Ce qu'il faut comprendre
Pourquoi Google refond-il sa documentation vidéo maintenant ?
Le volume de contenu vidéo explose depuis trois ans, et Google a multiplié les formats d'affichage : extraits vidéo enrichis, carrousels, Key Moments, recherche Google Vidéos. Or, la documentation officielle datait d'une époque où YouTube dominait largement l'indexation vidéo hors YouTube.
Aujourd'hui, Google veut rationaliser l'indexation vidéo sur l'ensemble du web — pas seulement YouTube. Cette refonte traduit une volonté de clarifier les attentes techniques pour que les éditeurs sachent exactement quoi implémenter. Le message sous-jacent : si votre vidéo n'apparaît pas dans les résultats, c'est probablement parce que vous n'avez pas respecté les prérequis techniques de base.
Qu'est-ce qui change concrètement dans cette documentation ?
Google structure désormais la doc autour de deux piliers distincts : aider le moteur à trouver et indexer vos vidéos, puis définir comment vous voulez qu'elles s'affichent. Avant, ces deux dimensions étaient mélangées, ce qui créait de la confusion entre balises techniques obligatoires et options d'affichage.
Le premier pilier concerne le crawl et l'indexation : sitemaps vidéo, balises schema.org VideoObject, accessibilité du fichier vidéo, transcriptions. Le second pilier touche aux préférences d'affichage : extraits enrichis, vignettes personnalisées, durée affichée, affichage dans le carrousel vidéo ou non. Google sépare enfin ce qui relève de la technique pure de ce qui relève de la stratégie éditoriale.
Quels sont les points essentiels à retenir de cette refonte ?
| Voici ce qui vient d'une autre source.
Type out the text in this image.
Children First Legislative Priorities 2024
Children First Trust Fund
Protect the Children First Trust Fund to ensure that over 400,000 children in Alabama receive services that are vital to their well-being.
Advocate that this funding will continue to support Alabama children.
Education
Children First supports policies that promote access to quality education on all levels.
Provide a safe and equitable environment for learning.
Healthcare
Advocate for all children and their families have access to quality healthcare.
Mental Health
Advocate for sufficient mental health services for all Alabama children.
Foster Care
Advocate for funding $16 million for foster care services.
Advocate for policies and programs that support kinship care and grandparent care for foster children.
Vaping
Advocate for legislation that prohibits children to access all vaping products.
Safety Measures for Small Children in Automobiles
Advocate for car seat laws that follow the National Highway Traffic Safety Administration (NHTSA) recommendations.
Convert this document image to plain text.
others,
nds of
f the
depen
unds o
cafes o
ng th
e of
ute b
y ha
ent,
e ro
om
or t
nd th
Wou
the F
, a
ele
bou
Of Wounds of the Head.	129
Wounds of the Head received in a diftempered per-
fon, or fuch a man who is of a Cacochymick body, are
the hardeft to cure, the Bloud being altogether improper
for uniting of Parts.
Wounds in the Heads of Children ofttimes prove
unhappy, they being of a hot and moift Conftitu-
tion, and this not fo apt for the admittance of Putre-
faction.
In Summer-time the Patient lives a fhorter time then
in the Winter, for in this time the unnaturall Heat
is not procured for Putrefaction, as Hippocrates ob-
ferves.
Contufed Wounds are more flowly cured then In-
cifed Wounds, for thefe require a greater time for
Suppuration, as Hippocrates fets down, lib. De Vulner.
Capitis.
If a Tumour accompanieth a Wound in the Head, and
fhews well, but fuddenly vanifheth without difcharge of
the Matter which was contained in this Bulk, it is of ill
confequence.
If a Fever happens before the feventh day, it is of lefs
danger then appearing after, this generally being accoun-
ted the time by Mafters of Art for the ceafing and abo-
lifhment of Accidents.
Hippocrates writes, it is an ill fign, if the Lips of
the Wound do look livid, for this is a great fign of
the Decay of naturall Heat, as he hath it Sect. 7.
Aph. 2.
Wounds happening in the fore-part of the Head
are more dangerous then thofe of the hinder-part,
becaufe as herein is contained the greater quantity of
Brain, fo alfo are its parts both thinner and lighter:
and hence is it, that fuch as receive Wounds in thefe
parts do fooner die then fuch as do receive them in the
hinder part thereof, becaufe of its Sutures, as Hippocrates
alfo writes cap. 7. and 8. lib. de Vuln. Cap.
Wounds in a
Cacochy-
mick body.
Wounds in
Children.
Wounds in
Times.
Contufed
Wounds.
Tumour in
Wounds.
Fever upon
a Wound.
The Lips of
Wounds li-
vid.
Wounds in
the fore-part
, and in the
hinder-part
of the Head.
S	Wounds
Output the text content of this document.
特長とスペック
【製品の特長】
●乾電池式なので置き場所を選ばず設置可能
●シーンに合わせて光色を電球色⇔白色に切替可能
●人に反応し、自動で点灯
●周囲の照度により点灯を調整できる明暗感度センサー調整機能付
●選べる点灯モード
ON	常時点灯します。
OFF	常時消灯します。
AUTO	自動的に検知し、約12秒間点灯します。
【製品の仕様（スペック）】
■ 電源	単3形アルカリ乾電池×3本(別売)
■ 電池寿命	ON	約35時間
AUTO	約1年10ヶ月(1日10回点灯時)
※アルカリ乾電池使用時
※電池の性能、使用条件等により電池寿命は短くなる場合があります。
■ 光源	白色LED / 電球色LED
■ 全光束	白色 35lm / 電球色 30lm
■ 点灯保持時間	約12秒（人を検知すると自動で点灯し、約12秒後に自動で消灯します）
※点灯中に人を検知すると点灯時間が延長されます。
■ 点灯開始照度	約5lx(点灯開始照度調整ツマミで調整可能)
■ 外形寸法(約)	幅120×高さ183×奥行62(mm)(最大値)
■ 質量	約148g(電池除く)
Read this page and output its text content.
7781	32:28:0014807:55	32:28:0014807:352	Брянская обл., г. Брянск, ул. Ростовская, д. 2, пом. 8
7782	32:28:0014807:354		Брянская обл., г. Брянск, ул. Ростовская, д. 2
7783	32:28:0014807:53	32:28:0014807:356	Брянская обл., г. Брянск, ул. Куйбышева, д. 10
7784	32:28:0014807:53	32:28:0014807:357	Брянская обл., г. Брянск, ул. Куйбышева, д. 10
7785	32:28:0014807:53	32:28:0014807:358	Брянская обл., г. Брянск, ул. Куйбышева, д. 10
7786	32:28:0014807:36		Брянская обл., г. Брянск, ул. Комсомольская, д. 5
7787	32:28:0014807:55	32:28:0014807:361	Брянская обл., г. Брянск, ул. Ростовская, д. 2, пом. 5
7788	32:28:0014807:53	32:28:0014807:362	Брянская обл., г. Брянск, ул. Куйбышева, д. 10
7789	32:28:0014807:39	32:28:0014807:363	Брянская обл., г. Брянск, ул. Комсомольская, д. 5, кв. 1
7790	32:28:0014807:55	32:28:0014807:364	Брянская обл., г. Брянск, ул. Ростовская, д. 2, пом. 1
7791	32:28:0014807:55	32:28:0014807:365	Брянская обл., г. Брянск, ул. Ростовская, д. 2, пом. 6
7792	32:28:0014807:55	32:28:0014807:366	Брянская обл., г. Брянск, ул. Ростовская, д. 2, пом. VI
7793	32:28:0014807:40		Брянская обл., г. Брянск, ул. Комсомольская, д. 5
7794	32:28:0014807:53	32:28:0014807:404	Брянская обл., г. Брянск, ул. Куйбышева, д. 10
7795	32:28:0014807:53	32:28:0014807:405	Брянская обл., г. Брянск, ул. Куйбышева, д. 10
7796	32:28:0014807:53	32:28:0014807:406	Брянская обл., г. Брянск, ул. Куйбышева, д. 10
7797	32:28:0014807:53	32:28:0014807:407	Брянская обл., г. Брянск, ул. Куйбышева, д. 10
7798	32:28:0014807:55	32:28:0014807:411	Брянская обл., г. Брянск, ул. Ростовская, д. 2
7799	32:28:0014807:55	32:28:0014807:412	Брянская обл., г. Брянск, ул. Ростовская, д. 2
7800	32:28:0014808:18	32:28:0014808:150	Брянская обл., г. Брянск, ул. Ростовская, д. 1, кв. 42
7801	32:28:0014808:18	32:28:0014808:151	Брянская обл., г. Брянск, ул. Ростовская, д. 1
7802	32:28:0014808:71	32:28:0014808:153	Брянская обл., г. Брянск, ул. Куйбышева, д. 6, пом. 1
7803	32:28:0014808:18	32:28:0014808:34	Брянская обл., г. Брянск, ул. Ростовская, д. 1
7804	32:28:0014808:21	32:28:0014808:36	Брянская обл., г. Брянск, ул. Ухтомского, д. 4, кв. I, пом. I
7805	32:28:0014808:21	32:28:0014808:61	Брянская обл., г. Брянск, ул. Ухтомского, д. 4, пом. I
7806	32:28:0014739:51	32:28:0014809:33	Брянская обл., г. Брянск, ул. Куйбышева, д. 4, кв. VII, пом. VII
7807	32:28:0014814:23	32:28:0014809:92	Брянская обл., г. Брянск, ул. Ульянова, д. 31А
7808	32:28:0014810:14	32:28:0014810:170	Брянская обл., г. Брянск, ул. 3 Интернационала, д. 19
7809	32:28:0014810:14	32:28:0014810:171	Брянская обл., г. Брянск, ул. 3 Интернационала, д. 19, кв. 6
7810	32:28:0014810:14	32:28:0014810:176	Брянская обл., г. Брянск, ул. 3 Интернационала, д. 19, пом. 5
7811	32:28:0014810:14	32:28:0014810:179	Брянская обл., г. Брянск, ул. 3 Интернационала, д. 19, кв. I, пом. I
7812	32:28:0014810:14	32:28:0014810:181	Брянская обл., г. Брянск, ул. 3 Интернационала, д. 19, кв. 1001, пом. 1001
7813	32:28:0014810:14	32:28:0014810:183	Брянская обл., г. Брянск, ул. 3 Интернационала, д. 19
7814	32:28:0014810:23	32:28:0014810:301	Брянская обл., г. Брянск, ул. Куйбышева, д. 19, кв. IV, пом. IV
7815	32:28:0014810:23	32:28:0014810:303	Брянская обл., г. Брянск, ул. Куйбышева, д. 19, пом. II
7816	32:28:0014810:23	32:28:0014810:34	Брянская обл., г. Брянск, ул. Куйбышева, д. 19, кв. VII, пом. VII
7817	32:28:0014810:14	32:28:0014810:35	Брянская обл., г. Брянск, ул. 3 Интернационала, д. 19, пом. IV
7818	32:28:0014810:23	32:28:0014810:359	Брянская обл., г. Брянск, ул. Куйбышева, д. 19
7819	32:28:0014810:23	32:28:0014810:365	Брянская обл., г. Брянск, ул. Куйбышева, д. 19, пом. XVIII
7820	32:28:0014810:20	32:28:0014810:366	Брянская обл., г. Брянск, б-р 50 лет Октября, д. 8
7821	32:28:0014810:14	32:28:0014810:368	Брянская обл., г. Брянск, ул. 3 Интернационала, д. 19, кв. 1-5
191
La nouvelle documentation insiste lourdement sur la redondance des signaux. Google recommande explicitement de combiner plusieurs méthodes : schema.org + sitemap vidéo + balises Open Graph. Auparavant, certains éditeurs pensaient qu'un seul signal suffisait — Google tranche : plus vous donnez d'indices cohérents, mieux c'est.
Autre point clé : Google admet désormais que certaines vidéos ne seront jamais indexées, même si elles respectent les bonnes pratiques. Pas de critère de qualité explicite, mais un aveu implicite qu'il existe un filtre non documenté. Cela rejoint les observations terrain : des vidéos techniquement parfaites restent invisibles, sans explication officielle.
- Signaux multiples recommandés : schema.org VideoObject + sitemap vidéo + balises meta
- Contrôle d'affichage : définir explicitement si vous voulez apparaître dans les carrousels ou seulement dans la recherche classique
- Transcriptions et sous-titres : Google confirme qu'ils aident à la compréhension du contenu, sans garantir un boost de ranking
- Fichiers vidéo accessibles : Google doit pouvoir accéder au fichier source ou à une miniature de haute qualité
- Pas de garantie d'indexation : respecter les bonnes pratiques ne garantit pas l'affichage dans les résultats
Avis d'un expert SEO
Cette documentation apporte-t-elle enfin de la clarté sur le ranking vidéo ?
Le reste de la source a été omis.